If you have not already done so, contact the local service providers to make arrangements for electricity, gas, water, phone and cable or satellite services. While some providers may need as little notice as a day to activate your services, it’s best to give them a few weeks’ notice.
OWNER’S TITLE INSURANCE POLICY
You may have received a First American Title Owner’s Policy at the closing table. If this service is not available in your area, you will receive your policy by mail in four-to-six weeks.
Once recorded in the official county records, the original deed to your home will be mailed directly to you, generally within four-to-six weeks.
At the closing, written instructions were provided with details for making your first loan payment. You should receive your loan coupon book before your first payment is due. If you don’t receive your book, or if you have questions about your tax and insurance escrows, please contact your closing agent or attorney.
At the closing, property taxes were prorated between the buyer and the seller based on occupancy time in the home. You may not receive a tax statement for the current year on the home you buy; however, it is your obligation to make sure the taxes are paid when due. Check with your lender to find out if taxes are included with your payment and if the tax bill will be paid by the lender from escrowed funds.
FILING FOR HOMESTEAD
If the home you purchased is in a homestead state, you may be required to declare homestead or file a homestead exemption.
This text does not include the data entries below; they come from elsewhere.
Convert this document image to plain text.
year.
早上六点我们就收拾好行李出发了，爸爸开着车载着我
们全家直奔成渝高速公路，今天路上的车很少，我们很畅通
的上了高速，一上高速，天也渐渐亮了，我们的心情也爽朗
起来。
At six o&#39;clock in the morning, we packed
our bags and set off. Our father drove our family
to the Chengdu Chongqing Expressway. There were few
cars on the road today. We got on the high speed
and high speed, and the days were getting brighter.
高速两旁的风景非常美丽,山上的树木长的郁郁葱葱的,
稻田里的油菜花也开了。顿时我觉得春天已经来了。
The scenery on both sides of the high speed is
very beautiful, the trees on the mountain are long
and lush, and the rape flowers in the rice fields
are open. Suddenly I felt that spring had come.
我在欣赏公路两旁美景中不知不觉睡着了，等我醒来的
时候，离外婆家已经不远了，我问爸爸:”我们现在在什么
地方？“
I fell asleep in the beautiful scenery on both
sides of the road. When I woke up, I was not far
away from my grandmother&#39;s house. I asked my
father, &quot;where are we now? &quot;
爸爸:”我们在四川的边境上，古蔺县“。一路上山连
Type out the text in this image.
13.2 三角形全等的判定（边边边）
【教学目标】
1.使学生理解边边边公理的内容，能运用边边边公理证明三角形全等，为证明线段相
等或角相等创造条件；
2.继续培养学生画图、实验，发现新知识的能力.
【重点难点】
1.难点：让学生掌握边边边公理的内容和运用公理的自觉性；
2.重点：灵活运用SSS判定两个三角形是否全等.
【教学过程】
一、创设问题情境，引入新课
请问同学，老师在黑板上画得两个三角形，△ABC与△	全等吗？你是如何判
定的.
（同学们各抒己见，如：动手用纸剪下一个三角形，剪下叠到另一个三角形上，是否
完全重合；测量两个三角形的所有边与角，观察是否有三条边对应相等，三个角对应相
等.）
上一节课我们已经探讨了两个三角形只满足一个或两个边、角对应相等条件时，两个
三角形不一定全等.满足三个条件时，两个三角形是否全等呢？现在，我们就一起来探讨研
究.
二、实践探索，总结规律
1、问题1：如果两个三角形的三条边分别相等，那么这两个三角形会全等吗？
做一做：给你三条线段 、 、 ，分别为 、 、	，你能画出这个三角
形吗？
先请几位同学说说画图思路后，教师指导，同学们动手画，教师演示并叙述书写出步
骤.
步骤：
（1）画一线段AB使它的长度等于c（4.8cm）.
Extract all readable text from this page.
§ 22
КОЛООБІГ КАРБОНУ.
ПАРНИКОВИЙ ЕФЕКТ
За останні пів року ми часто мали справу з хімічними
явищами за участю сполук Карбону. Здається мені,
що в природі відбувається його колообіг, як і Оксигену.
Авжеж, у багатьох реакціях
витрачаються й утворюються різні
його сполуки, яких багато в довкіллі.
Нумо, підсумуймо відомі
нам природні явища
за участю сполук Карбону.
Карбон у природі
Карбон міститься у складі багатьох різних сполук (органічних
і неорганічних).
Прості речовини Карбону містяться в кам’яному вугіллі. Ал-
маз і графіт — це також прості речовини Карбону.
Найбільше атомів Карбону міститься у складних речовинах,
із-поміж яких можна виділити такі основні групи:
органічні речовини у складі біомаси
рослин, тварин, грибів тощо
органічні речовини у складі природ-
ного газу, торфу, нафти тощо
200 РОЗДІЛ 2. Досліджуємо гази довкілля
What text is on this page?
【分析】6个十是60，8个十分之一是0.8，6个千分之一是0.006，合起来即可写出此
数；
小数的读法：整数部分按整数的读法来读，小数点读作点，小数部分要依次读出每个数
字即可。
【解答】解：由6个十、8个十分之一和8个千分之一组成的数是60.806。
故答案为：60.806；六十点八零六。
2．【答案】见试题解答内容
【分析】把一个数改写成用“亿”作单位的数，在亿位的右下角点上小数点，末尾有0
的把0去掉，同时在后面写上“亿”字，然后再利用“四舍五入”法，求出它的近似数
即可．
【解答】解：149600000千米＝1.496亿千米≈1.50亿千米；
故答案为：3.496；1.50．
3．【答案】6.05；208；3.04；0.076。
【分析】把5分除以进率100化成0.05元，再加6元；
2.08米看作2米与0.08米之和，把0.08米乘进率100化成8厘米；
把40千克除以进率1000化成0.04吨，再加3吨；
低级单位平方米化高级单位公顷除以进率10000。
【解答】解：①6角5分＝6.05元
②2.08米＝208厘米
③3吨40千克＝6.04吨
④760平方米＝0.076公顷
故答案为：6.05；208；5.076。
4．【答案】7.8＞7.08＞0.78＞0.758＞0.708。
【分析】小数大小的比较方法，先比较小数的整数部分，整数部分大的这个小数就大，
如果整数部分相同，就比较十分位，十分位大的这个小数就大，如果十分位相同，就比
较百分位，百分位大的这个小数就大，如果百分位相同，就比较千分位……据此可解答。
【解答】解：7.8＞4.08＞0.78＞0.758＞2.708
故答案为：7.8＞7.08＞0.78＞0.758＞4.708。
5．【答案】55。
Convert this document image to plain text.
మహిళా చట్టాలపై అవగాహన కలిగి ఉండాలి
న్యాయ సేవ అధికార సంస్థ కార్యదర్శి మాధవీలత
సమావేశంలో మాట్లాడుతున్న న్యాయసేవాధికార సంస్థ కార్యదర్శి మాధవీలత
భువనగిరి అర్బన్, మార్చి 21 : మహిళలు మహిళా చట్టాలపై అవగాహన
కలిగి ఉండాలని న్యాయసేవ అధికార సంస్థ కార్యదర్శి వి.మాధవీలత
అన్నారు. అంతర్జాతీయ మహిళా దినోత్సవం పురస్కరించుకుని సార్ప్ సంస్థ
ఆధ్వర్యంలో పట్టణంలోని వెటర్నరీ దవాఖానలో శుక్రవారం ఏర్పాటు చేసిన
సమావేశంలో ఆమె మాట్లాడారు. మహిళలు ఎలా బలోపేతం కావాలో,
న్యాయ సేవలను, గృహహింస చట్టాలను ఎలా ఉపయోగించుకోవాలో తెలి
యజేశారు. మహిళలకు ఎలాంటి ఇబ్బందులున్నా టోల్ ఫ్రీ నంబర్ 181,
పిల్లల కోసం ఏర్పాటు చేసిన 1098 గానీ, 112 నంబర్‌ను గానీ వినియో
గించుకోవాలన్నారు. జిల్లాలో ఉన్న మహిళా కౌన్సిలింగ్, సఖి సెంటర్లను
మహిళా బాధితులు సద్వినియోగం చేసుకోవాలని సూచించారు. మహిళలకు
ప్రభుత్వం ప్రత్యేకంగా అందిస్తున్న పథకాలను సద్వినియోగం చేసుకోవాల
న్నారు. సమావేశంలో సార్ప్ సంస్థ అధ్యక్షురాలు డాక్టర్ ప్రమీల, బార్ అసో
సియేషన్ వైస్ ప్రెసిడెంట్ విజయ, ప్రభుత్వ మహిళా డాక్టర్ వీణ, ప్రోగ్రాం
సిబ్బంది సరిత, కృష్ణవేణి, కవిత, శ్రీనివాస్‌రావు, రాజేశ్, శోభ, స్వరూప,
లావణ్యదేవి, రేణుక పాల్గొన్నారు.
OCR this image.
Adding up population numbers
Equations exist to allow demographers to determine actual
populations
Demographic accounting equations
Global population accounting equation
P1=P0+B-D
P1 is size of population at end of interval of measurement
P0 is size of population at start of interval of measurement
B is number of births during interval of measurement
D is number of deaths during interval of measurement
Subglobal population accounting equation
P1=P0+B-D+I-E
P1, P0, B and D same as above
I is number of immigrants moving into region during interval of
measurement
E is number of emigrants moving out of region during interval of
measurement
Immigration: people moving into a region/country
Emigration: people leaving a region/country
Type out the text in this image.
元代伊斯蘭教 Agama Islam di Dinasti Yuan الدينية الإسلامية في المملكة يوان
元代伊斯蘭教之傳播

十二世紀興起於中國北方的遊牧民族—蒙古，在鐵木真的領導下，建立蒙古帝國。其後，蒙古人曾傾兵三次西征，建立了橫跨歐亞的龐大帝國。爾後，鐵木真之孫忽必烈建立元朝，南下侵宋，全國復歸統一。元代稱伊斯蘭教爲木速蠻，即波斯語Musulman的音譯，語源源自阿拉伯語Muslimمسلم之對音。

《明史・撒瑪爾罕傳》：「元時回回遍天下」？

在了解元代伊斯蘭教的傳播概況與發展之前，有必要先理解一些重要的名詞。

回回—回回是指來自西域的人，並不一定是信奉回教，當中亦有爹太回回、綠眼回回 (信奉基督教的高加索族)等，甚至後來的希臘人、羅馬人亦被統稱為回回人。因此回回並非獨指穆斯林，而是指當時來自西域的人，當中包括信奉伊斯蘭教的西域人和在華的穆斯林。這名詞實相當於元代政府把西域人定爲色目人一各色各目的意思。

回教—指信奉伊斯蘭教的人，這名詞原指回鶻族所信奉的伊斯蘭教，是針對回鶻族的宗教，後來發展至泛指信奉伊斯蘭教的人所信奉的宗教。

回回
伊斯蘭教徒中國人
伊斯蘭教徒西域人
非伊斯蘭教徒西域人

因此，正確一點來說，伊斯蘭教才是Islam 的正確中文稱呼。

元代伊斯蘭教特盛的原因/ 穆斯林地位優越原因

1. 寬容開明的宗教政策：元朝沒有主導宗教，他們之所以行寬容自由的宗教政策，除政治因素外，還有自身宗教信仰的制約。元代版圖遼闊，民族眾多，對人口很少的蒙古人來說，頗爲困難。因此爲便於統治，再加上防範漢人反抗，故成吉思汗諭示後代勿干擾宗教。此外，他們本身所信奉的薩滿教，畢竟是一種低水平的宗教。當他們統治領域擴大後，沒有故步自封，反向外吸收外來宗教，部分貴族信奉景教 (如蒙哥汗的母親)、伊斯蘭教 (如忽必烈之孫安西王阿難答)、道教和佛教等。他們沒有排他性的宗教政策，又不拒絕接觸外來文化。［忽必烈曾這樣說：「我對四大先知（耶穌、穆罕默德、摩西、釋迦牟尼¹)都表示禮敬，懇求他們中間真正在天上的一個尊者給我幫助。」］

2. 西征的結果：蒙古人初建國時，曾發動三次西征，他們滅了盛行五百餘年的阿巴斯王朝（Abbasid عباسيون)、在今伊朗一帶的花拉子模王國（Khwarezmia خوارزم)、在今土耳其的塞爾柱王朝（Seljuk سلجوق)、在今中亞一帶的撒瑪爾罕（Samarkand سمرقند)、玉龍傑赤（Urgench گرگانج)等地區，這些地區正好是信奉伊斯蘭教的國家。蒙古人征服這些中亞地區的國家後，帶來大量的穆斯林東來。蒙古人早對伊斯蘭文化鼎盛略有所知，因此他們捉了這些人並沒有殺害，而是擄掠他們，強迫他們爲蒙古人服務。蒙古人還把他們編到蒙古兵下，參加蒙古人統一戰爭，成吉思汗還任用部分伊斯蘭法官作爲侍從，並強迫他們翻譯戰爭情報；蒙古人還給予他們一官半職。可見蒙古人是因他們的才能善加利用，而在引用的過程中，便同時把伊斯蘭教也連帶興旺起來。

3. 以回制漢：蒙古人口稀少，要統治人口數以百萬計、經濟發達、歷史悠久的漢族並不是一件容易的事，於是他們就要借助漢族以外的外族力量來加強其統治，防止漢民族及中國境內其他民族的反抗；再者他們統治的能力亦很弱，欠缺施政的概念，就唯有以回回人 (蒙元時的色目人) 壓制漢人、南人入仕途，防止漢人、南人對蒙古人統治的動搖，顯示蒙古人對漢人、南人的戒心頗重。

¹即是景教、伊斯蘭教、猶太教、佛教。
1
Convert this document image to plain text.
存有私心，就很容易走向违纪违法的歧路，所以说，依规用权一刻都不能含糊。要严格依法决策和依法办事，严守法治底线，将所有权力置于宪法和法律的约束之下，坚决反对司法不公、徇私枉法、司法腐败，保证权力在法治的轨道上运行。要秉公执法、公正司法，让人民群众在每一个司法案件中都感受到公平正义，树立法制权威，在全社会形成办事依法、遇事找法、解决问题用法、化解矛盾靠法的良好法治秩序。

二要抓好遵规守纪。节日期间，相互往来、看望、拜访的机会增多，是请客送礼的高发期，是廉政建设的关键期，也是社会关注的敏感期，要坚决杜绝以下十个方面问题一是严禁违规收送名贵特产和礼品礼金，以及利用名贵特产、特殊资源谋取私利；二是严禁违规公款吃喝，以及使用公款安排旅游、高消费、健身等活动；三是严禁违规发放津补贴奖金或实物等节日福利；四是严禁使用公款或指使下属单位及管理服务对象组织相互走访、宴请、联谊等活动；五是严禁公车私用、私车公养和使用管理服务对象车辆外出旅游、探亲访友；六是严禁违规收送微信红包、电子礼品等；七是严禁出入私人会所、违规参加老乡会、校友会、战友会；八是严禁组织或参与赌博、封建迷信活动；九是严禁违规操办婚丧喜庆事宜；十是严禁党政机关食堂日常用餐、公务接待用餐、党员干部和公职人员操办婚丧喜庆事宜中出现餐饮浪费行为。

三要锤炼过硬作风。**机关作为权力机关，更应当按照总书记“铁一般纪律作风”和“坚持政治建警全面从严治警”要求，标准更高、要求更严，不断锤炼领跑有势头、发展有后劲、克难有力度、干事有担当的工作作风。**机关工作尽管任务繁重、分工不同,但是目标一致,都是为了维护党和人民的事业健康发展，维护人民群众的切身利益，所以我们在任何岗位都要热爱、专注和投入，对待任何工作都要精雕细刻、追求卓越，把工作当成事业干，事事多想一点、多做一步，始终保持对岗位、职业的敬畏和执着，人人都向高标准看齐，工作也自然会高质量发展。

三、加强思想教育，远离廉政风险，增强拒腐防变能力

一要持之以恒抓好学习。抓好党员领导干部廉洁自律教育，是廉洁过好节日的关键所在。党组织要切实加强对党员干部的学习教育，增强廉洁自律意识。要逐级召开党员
A homestead exemption reduces the value of a home for state-tax purposes. Please check with the local county recorder’s office to determine eligibility, fi ling requirements and deadlines.
Your local Post Office can provide the necessary Change of Address forms to expedite the delivery of mail to your new home. You can speed up the process by notifying everyone who sends you mail of your new address and the date of your move. Many bills provide an area for making an address change.
DRIVER’S LICENSE, VEHICLE REGISTRATION AND INSPECTION
You are required by law to notify your state Department of Motor Vehicles (DMV) after any relocation so a new driver’s license can be issued. You will also need to have your auto registration transferred to your new address and depending on your state, submit to a driving test and vehicle inspection. Check with your state DMV to determine requirements.